Se dal 1492 il nazionalismo europeo troverà la sua giustificazione ideologica nell'illuminismo francese, l'ideologia illuminista fornì alla "limpieza de sangre” una spiegazione" scientifica, definendo i tratti essenziali del moderno razzismo contro arabi, musulmani e africani e contro gli ebrei orientali (ovvero verso quelli dei paesi dell'Europa orientale coinvolti nel medesimo processo generale della rivoluzione industriale, di urbanizzazione e di immigrazione intra europea e verso le Americhe dell'800, dunque elementi disomogenei per quanto concerne il nazionalismo delle nazioni europei, funzionale per quello dell'America). Ma anche qui nell'America i tratti distintivi della nazione assunsero caratteri inediti. Mentre nell'Europa prossima alla rivoluzione gli ebrei erano nemici dell'età dei lumi perchè legati a una religione retrograda e piena di superstizioni, George Washington già nel 1790 rivolgendosi alle comunità del Rodhe Island e di Newport che si raccoglievano attorno alle attività della locale Sinagoga scriveva: "Tutti possiedono egualmente libertà di coscienza e immunità di cittadinanza. Ora non si parla più di tolleranza, come se fosse per l'indulgenza di una classe di persone che un'altra godesse dell'esercizio dei propri diritti naturali intrinseci. Per fortuna il governo degli Stati Uniti, che non dà alcuna sanzione al bigottismo, alla persecuzione, non assiste, richiede solo che coloro che vivono sotto la sua protezione si sminuiscano come buoni cittadini... Possano i Figli del ceppo di Abramo, che dimorano in questa terra, continuare a meritare e godere della benevolenza degli altri Abitanti...". A differenza netta dall'illuminismo proprio degli europei, la dichiarazione di George Washington è un riflesso di un processo storico che avrebbe poi avuto la forza materiale di assimilare l'ebraismo nell'alveo del liberismo americano ridefinendoli.

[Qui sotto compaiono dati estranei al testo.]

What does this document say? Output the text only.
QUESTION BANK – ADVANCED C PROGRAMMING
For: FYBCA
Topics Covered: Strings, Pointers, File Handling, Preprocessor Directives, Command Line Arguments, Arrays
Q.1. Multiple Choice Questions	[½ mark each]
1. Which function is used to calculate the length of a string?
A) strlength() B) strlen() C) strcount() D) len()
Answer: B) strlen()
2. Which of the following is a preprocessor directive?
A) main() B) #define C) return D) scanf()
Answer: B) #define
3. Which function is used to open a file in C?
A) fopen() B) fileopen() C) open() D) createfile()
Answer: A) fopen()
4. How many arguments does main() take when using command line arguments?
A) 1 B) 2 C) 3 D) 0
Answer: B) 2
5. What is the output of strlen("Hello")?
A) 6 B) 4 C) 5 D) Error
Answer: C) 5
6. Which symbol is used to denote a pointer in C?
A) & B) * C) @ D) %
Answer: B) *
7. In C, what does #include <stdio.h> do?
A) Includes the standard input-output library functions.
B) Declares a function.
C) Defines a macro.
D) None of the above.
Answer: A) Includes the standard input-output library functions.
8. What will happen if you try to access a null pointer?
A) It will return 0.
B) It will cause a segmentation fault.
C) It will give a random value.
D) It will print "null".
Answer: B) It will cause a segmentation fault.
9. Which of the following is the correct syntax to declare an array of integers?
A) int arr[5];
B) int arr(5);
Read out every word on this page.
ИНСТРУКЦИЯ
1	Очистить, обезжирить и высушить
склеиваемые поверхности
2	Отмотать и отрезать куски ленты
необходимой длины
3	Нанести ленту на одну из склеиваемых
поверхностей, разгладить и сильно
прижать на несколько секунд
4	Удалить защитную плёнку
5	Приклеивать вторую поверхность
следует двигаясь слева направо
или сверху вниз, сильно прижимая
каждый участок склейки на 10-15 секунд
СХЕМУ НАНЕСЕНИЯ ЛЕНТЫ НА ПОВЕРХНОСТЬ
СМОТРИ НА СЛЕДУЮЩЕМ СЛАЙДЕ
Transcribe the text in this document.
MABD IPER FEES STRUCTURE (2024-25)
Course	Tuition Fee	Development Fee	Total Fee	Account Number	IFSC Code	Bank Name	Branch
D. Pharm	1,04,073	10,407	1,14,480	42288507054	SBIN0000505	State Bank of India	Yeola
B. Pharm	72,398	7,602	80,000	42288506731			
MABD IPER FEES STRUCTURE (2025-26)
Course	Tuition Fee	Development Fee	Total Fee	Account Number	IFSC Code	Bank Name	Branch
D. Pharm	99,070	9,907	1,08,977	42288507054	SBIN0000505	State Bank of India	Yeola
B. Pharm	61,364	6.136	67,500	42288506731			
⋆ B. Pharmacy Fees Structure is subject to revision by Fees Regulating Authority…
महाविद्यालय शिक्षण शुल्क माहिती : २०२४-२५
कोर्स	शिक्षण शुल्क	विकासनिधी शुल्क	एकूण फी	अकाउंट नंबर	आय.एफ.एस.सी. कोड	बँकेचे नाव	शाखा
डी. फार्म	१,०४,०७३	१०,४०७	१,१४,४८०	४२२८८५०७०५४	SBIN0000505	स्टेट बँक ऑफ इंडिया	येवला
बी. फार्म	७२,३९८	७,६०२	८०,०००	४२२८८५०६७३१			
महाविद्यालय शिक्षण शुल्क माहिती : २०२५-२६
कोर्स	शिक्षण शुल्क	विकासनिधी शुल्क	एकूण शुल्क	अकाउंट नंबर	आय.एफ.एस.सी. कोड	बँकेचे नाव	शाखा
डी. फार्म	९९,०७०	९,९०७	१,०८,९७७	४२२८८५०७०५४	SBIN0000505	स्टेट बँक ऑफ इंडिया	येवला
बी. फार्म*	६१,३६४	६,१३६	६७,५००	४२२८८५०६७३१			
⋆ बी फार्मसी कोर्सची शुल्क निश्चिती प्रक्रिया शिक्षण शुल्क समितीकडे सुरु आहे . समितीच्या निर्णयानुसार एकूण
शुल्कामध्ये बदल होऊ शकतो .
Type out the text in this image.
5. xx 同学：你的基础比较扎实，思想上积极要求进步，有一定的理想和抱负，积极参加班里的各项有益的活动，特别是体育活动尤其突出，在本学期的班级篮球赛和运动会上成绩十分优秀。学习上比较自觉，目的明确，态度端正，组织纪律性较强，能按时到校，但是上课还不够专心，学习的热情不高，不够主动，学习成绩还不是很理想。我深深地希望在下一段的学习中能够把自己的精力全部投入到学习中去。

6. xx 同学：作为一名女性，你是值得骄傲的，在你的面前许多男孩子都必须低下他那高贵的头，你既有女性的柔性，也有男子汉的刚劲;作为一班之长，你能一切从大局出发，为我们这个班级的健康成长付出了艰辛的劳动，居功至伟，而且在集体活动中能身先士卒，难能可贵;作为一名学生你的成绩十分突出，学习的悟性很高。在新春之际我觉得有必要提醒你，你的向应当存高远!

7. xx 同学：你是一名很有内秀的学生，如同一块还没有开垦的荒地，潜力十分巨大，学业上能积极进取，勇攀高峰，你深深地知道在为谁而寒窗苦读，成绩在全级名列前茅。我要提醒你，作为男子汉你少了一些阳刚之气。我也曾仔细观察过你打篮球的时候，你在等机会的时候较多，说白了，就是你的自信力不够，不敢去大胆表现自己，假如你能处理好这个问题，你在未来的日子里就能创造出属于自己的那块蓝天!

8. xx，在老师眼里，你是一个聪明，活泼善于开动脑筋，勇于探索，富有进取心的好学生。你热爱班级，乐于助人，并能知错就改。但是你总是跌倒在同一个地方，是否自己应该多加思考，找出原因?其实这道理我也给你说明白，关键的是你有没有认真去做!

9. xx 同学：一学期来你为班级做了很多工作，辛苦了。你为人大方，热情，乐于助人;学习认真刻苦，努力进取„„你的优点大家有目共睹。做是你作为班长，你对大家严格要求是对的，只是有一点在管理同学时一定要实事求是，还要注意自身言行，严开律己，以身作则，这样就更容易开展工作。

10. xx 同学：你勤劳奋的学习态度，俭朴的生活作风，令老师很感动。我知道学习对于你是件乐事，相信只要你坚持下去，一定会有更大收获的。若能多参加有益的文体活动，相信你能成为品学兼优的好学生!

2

Di riflesso il vanto di Israele (e di Netanyahu al Congresso americano) è quello di aver compiuto il contributo specifico all'Occidente e in primo luogo agli Stati Uniti d'America per avere esteso l'occidentalità nel cuore del Medio Oriente lungo un processo biunivoco di assimilazione materiale e di dominio mediante pulizia etnica sul mondo arabo e musulmano.

Il nazismo, con soluzione di continuità con la linea di sangre e il suo significato storico, non può essere considerato come un "modello" alternativo e in contraddizione con il processo storico delle democrazie liberali e del liberismo. Esso è e rimane un figlio legittimo dell'illuminismo, ma in un contesto materiale diverso dagli Stati Uniti (ma anche rispetto a Francia e Gran Bretagna), per cui lo sviluppo della grande Germania trovava precluso l'accesso ai mari che contano per lo scambio di capitali e merci e per cui ogni popolazione orientale (vuoi che fossero slavi, zingari o ebrei) rappresentavano gli elementi di ostacolo allo sviluppo della nazione e non "assimilabili". Cèsaire Aimé sostiene infatti che per gli europei il nazismo rappresenta la misura dell'orrore proprio perché riservò ad altri bianchi europei quanto per secoli viceversa era riservato naturalmente ai popoli colorati dell'Africa ai nativi americani, ai sepoy indiani e a quelli dell'estremo Oriente.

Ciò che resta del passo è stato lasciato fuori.